Lexbase - Lexbase
Lexbase est un site Web et une base de données suédois qui ont été lancés le 27 janvier 2014, permettant aux utilisateurs d'effectuer des recherches sur des personnes et des entreprises qui ont fait l'objet d'accusations pénales ou de poursuites civiles devant les tribunaux suédois. Les cas sont supprimés de la base de données Lexbase après 20 ans.
Lexbase doit son existence au principe suédois de liberté d'information ( offentlighetsprincipen ) pour les documents officiels, un droit garanti par la Constitution suédoise depuis 1766. Le principe d'accès public garantit que les documents officiels des agences gouvernementales sont accessibles au grand public.
Il y a eu une discussion en Suède sur la question de savoir si le principe de la liberté d'information est adéquatement adapté à la société moderne, mais comme le principe est garanti dans la constitution suédoise, il est très difficile de le changer. De plus, le principe de la liberté d'information est une source de fierté pour les décideurs et les citoyens suédois, car il permet un très haut degré de transparence. C'était l'un des principaux droits que la Suède a été autorisé à conserver lors de son adhésion à l'Union européenne, un droit que les négociateurs suédois de l'UE ont fait valoir avec ferveur qu'ils devraient le conserver à l'époque.
Lexbase a été fermé par le fournisseur de services Internet Bahnhof le 29 janvier 2014, deux jours seulement après son lancement, après que le site eut été fortement critiqué par les médias suédois, le gouvernement et le grand public.
Grâce à un serveur virtuel de la société City Networks, Lexbase a pu se relancer le 31 janvier 2014, mais il a de nouveau été fermé quelques heures après sa disponibilité.

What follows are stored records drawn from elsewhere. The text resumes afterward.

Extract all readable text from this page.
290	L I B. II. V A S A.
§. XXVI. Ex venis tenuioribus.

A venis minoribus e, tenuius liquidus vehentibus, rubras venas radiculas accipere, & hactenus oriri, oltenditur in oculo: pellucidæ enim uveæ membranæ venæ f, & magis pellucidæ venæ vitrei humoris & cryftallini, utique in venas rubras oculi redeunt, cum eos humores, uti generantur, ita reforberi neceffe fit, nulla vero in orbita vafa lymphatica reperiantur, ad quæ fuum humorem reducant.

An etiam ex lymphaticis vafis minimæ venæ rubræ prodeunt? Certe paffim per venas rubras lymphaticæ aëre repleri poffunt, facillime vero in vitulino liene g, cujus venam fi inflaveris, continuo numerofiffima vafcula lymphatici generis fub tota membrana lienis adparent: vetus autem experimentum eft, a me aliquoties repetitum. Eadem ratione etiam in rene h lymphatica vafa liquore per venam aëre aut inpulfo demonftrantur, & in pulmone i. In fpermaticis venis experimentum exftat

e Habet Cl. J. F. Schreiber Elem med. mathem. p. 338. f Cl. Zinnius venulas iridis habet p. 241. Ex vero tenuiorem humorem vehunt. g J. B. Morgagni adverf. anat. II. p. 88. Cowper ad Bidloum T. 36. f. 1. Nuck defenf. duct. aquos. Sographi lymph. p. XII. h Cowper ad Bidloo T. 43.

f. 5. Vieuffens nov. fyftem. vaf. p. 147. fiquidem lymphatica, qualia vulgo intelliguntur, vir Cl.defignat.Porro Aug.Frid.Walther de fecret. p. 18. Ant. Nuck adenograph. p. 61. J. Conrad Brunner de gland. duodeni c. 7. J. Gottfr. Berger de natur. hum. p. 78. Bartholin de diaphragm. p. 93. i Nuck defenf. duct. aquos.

Depuis début avril, Lexbase est de nouveau opérationnel, fonctionnant probablement à partir de serveurs basés dans plusieurs pays. Lexbase donne non seulement accès au casier judiciaire d'une personne, mais aussi au verdict, au jugement et à la condamnation. La carte a été relancée fin mai.
Plaintes
Après la fermeture du site Web en février 2014, près de 300 plaintes ont été enregistrées visant à arrêter le service, affirmant qu'il viole les lois sur la diffamation. Mais puisque Lexbase est protégé par le principe d'accès public, le seul procureur possible dans cette affaire serait la chancelière de la justice, Anna Skarhed, (en suédois JK, Justitiekanslern). L'une des principales missions de cet organisme public est « de veiller à ce que les limites de la liberté de la presse et des autres médias ne soient pas transgressées et d'agir en tant que procureur unique dans les affaires concernant les atteintes à la liberté de la presse et à la liberté de expression".
Cependant, le chancelier de la justice a décidé de ne pas porter plainte contre Lexbase. Cette décision a été publiée fin mars 2014. C'était la principale raison de la réouverture de Lexbase.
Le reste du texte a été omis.